Why Strategic Alliance? 2 2) ‘Resource-based’ analysis: It treats the firm as a collection of sticky and difficult-to-imitate resources and capabilities. The resources may be physical, such as product designs and production processes, or intangible such as brand equity and management know-how (Mowery et al, 1998). The sale and acquisition of such resources through arms-length market transactions are difficult to organize and are vulnerable to high risks of failure (Teece, 1982). This school sees alliances as mechanisms designed to combine the features of markets and intra-firm organization and thus, facilitates the firm’s access to capabilities (Kogut, 1988).

Types of Alliance 1 Three groups (Forrest and Martin (1992): 1) Technology development alliances: to enhance the R&D capability of the firm to ensure its competitiveness in the rapidly evolving field of knowledge relevant to its focus. 2) Commercialization alliances: to provide the firm with and expanded manufacturing and marketing capabilities. 3) Financial alliances: to help provide the firm with the capital needed to support it technology acquisition and commercialization strategies.

Types of Alliance 2 Mowery (1992):Four types of technology focused alliances: 1) those involving collaboration among firms in research alone; 2) those relating to the exchange of ‘proven’ technologies within a single product line or across multiple products (e.g. cross-licensing in microelectronics); 3) joint development of one or more products (e.g. common in electronics and biotechnology); and 4) collaboration across different functions, with one firm providing a new product or process for marketing, manufacture or application in a foreign market by another.

Reasons for Technology Alliances The extremely high costs and risks of R&D in high-tech industries; Quick pre-emption strategies on world scale, even at the cost of loss of potential monopoly profits; Technology transfer and complementarity; Exploration of new markets and market niches; Reducing the time lag between discovery and market introduction; and Monitoring the evolution of technologies and opportunities (Hagedoorn and Schakenraad, 1989).

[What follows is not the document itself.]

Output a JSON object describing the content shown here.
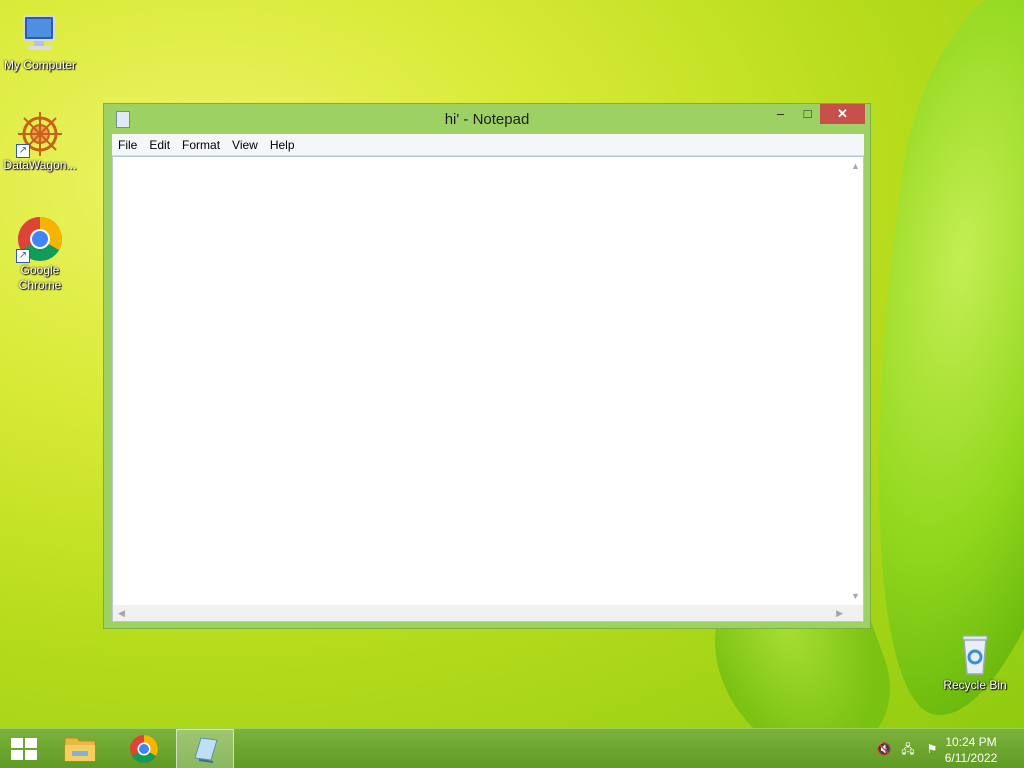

Why SAs - Decision Tree 1 1) How easily can one protect know-how and thus appropriate easily the benefits of the work in the form of rents? 2) Is there a dominant design? 3) What is the speed with which a proto-type can be developed? 4) How important are complementary assets (i. e. assets that a company needs to have access to in order to commercialize its product, process or system)? 5) Are these complementary assets specialized, or available on a competitive basis? Can the company put the suppliers of the complementary assets in competition with each other? (De Meyer, 1999)

Why SAs - Decision Tree 2 Figure 1: (De Meyer, 1999) If one can easily protect one’s know-how and that the DD is not yet known, the complementary assets do not play a significant role and the innovator has time to develop its concepts and be successful, if it is well connected to the market. If DD is known, then the focus should be on complementary assets. If they are not important, the innovator is in driving seat. If they are important, the innovator may have to contract for access or enter into partnership, but he cannot do it from a position of strength.

Why SAs - Decision Tree 2 Figure 1: (De Meyer, 1999) If it is difficult to protect one’s know-how and that the DD is not yet known, the speed of proto-type development becomes important. If the innovator can bring out very fast successive proto-types, it can succeed if it has good market contact. This is needed to develop the DD through sequence of proto-types and pilot products (e.g. development of Internet-based products).

Why SAs - Decision Tree 2 Figure 1: (De Meyer, 1999) Following the path of weak protection, with the DD known, one has to consider the importance of complementary assets and their availability. If they are not important, the innovator is in driving seat. If they are important, the innovator may have to contract for access or enter into partnership, but he cannot do it from a position of strength.